Whatever the motivations, a lawsuit against the city’s Landmarks Preservation Commission over the proposed Park51 Islamic center is indeed historic. The conservative American Center for Law and Justice and former firefighter Timothy Brown brought the suit, alleging that the commission erred in not designating 45-47 Park Place a landmark last August. That decision that would have made it harder, though still not impossible, to build the center on the site, and a judge heard arguments in the case yesterday in State Supreme Court.
What is interesting about the lawsuit, at least to the architecture nerds out there, is that this is the first time anyone has ever sued to have something named a landmark. And that could be for a good reason.

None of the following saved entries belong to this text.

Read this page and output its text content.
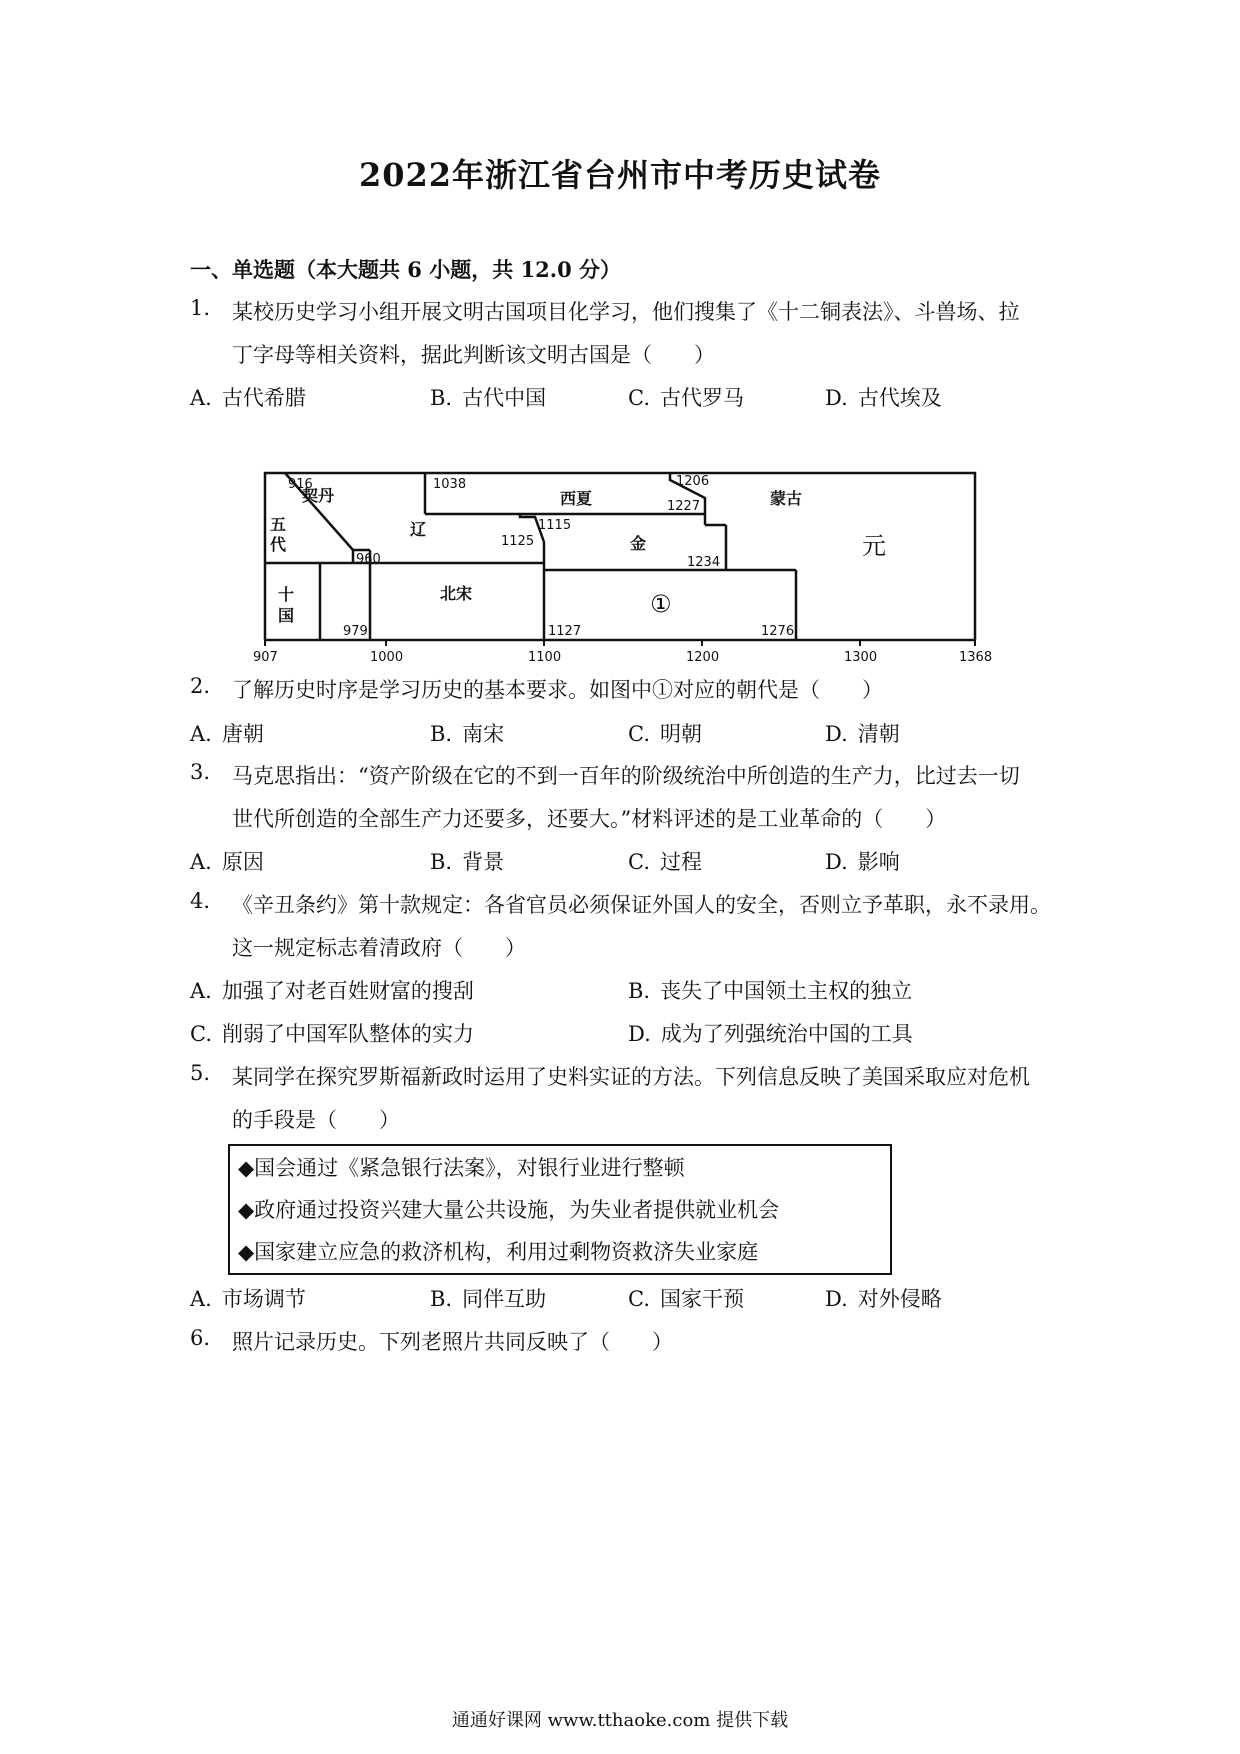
2022年浙江省台州市中考历史试卷
一、单选题（本大题共 6 小题，共 12.0 分）
1. 某校历史学习小组开展文明古国项目化学习，他们搜集了《十二铜表法》、斗兽场、拉
丁字母等相关资料，据此判断该文明古国是（　　）
A. 古代希腊	B. 古代中国	C. 古代罗马	D. 古代埃及
契丹
五
代
辽
西夏	蒙古
金	元
十
国
北宋	①
916	1038	1206
1227
1115
1125
1234
960
979	1127	1276
907	1000	1100	1200	1300	1368
2. 了解历史时序是学习历史的基本要求。如图中①对应的朝代是（　　）
A. 唐朝	B. 南宋	C. 明朝	D. 清朝
3. 马克思指出：“资产阶级在它的不到一百年的阶级统治中所创造的生产力，比过去一切
世代所创造的全部生产力还要多，还要大。”材料评述的是工业革命的（　　）
A. 原因	B. 背景	C. 过程	D. 影响
4. 《辛丑条约》第十款规定：各省官员必须保证外国人的安全，否则立予革职，永不录用。
这一规定标志着清政府（　　）
A. 加强了对老百姓财富的搜刮	B. 丧失了中国领土主权的独立
C. 削弱了中国军队整体的实力	D. 成为了列强统治中国的工具
5. 某同学在探究罗斯福新政时运用了史料实证的方法。下列信息反映了美国采取应对危机
的手段是（　　）
◆国会通过《紧急银行法案》，对银行业进行整顿
◆政府通过投资兴建大量公共设施，为失业者提供就业机会
◆国家建立应急的救济机构，利用过剩物资救济失业家庭
A. 市场调节	B. 同伴互助	C. 国家干预	D. 对外侵略
6. 照片记录历史。下列老照片共同反映了（　　）
通通好课网 www.tthaoke.com 提供下载
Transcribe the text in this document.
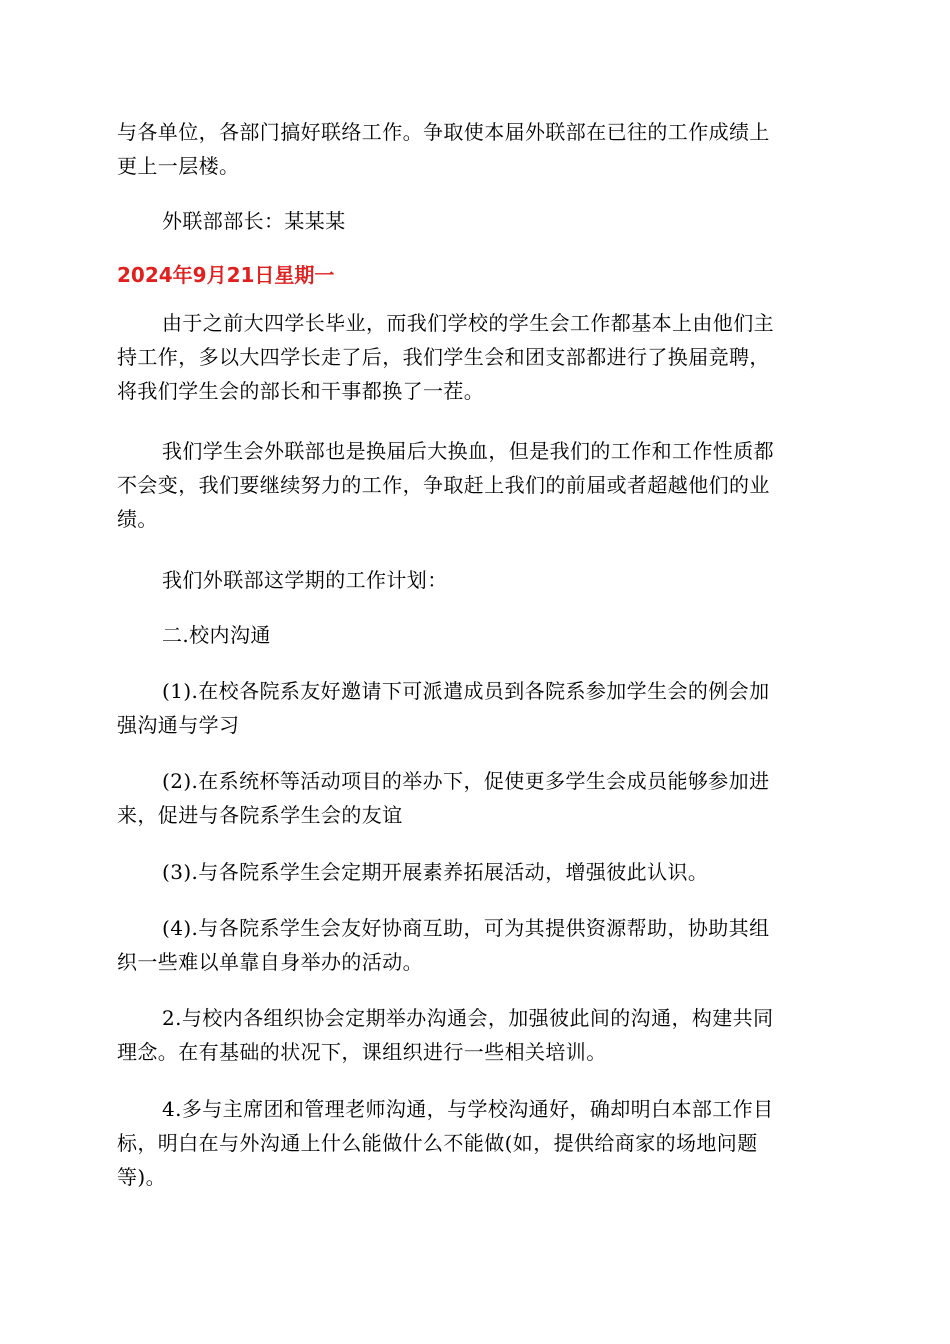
与各单位，各部门搞好联络工作。争取使本届外联部在已往的工作成绩上
更上一层楼。

外联部部长：某某某

2024年9月21日星期一

由于之前大四学长毕业，而我们学校的学生会工作都基本上由他们主
持工作，多以大四学长走了后，我们学生会和团支部都进行了换届竞聘，
将我们学生会的部长和干事都换了一茬。

我们学生会外联部也是换届后大换血，但是我们的工作和工作性质都
不会变，我们要继续努力的工作，争取赶上我们的前届或者超越他们的业
绩。

我们外联部这学期的工作计划：

二.校内沟通

(1).在校各院系友好邀请下可派遣成员到各院系参加学生会的例会加
强沟通与学习

(2).在系统杯等活动项目的举办下，促使更多学生会成员能够参加进
来，促进与各院系学生会的友谊

(3).与各院系学生会定期开展素养拓展活动，增强彼此认识。

(4).与各院系学生会友好协商互助，可为其提供资源帮助，协助其组
织一些难以单靠自身举办的活动。

2.与校内各组织协会定期举办沟通会，加强彼此间的沟通，构建共同
理念。在有基础的状况下，课组织进行一些相关培训。

4.多与主席团和管理老师沟通，与学校沟通好，确却明白本部工作目
标，明白在与外沟通上什么能做什么不能做(如，提供给商家的场地问题
等)。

Every so often the reverse will happen, and a developer or landlord will fight the commission because they want the right to demolish or alter their building, and fear, sometimes rightly, that becoming a landmark will hinder those efforts. The courts also played a pivotal role in the establishment of the city’s Landmarks Law, as a proposal to demolish Grand Central Terminal was refused by the Supreme Court, a case that gave the law its enduring strength to this day.
Whether or not the building is “a monument to 9/11,” as an ACLJ attorney argues to the Times, it is unclear what the outcome of a ruling in his favor would be. In pursuing an Article-78, it is likely the Landmarks Commission would simply be compelled to hold another hearing on 45-47 Park Place, with no guarantee the building would be named a landmark this time, either.